Fisco e contabilità

Le antenne della telefonia su suolo disponibile non sono soggette al Cup ma a canoni liberi

I chiarimenti di Ifel sulla disciplina degli impianti su patrimonio disponibile e indisponibile

di Pasquale Mirto

Ifel, con la nota del 12 dicembre, fornisce interessanti chiarimenti in merito al regime da applicare per le antenne di telefonia mobile che insistono su suoli comunali iscritti nel patrimonio disponibile dell'ente. Per queste si renderebbe applicabile il canone di locazione convenzionalmente contrattato e non il Cup pari ad 800 euro.

Come noto, con l'articolo 1, comma 831-bis, della legge 160/2019 è stato introdotto il canone fisso di 800 euro per ogni impianto, canone non modificabile dal Comune. Siccome la nuova disposizione introdotta dal Dl 77/2021 è stata inserita all'interno della disciplina del Cup, il quale si applica per le occupazioni realizzate su aree facenti parte del demanio o del patrimonio indisponibile, i Comuni hanno continuato a pretendere i canoni di locazioni liberamente contrattati per le antenne che insistono sulle aree che fanno parte del patrimonio disponibile.
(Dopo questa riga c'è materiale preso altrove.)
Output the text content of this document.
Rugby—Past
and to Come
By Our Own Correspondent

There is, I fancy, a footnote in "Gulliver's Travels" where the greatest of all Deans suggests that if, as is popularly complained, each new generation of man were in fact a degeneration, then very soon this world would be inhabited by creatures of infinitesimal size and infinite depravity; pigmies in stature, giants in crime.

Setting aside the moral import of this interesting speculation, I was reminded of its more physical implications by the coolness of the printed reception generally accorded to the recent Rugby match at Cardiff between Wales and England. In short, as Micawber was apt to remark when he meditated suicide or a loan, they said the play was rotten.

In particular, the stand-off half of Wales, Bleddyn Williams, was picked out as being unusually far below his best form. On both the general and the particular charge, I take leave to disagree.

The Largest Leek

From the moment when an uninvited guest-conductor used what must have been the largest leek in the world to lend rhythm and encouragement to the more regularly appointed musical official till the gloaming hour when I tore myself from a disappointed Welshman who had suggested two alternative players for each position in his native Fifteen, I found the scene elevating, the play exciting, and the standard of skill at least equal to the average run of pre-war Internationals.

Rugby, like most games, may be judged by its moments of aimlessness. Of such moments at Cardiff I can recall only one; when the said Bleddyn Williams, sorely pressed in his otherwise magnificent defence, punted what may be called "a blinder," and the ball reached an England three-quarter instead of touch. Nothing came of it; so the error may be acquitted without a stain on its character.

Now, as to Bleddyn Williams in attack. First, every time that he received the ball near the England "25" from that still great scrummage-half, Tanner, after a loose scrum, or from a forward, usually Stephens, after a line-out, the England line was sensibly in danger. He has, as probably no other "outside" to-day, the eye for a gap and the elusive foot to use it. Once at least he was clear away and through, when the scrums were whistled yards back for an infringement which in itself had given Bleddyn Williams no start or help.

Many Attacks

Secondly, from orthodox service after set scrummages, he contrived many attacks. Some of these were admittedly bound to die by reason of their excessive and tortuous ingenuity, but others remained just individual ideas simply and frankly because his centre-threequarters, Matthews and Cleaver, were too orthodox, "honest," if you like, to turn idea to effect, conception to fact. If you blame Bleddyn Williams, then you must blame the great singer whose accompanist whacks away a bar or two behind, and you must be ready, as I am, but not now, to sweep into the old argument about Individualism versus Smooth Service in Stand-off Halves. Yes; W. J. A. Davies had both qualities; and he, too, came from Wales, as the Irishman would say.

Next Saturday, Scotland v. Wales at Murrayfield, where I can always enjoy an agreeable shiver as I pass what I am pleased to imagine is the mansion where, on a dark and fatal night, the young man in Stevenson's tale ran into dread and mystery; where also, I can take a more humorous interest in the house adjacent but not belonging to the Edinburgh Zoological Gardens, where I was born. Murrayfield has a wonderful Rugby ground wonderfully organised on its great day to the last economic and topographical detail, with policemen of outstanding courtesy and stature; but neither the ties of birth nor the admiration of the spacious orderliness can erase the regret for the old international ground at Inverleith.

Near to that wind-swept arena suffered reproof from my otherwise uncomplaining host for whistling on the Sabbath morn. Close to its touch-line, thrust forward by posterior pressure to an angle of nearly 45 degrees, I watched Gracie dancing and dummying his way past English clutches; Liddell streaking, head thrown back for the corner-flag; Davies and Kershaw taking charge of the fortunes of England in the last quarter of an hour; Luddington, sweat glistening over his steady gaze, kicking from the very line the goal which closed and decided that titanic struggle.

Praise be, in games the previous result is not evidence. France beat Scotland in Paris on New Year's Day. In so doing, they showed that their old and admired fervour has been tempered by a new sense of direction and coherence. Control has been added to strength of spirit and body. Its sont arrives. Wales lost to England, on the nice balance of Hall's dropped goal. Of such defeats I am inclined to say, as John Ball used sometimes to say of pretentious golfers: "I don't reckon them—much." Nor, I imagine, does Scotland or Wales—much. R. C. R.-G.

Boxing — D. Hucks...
Di contro, le società occupanti hanno smesso di pagare i canoni di locazione ritenendo che la sola presenza dell'antenna attribuisse al terreno la qualifica di bene indisponibile, come tale soggetto alla modesta cifra di 800 euro, contro le decine di migliaia di euro normalmente pagate.

Nella nota Ifel evidenzia come il preteso automatismo, peraltro collegato alla supposta natura di pubblico servizio degli impianti di telecomunicazione, non appare coerente né con il quadro normativo vigente, né con la giurisprudenza consolidatasi in materia, secondo la quale, affinché un'area rientrante nel patrimonio disponibile assuma carattere pubblico di bene patrimoniale indisponibile è necessario soddisfare un doppio requisito soggettivo-oggettivo (Cassazione, Sezioni unite, nn. 13664/2019 e 4430/2014). In particolare, la prima sentenza precisa che, affinché un bene sia iscritto nell'inventario dei beni patrimoniali indisponibili, in quanto destinati a un pubblico servizio in base all'articolo 826 del codice civile, occorre il rispetto del doppio requisito, soggettivo (ovvero la manifestazione di volontà dell'ente, risultante da atto amministrativo) ed oggettivo (ovvero la effettiva ed attuale destinazione del bene al pubblico servizio).

Pertanto, in difetto di tali condizioni, per le sezioni Unite «la cessione in godimento del bene medesimo in favore di privati non può essere ricondotta a un rapporto di concessione amministrativa, ma, inerendo a un bene facente parte del patrimonio disponibile, al di là del nomen iuris che le parti contraenti hanno inteso dare al rapporto, essa viene a inquadrarsi nello schema privatistico della locazione».

Queste argomentazioni hanno già trovato l'avvallo della giurisprudenza, e in particolare della Corte di appello di Venezia, che con sentenza n. 2311/2022 ha confermato l'obbligo per le società di continuare a pagare il canone di locazione convenzionalmente pattuito e non il Cup.

Anche con riferimento alle antenne che insistono sui beni demaniali o indisponibili, Ifel ricorda che l'articolo 54 del Dlgs 259/2003, in forza del quale i Comuni non possono imporre oneri o canoni ulteriori rispetto al Cup, si rende applicabile solo per i rapporti sorti successivamente alla modifica normativa. Si richiama, sul punto, la sentenza del Consiglio di Stato n. 3467/2020, nella quale è stato chiarito che la ratio di tale previsione è quello di porre un «limite al potere impositivo unilaterale degli enti territoriali», mentre non incide in alcun modo «su canoni pattuiti convenzionalmente nell'ambito di concessioni-contratto aventi ad oggetto beni demaniali o patrimoniali indisponibili», che devono pertanto continuare a ritenersi dovuti. Pertanto, conclude Ifel, i canoni pattuiti prima del 13 febbraio 2019 (data di entrata in vigore della nuova disposizione) rimangono dovuti, mentre a decorrere da tale data i Comuni non possono più prevedere oneri aggiuntivi oltre all'obolo Cup di 800 euro.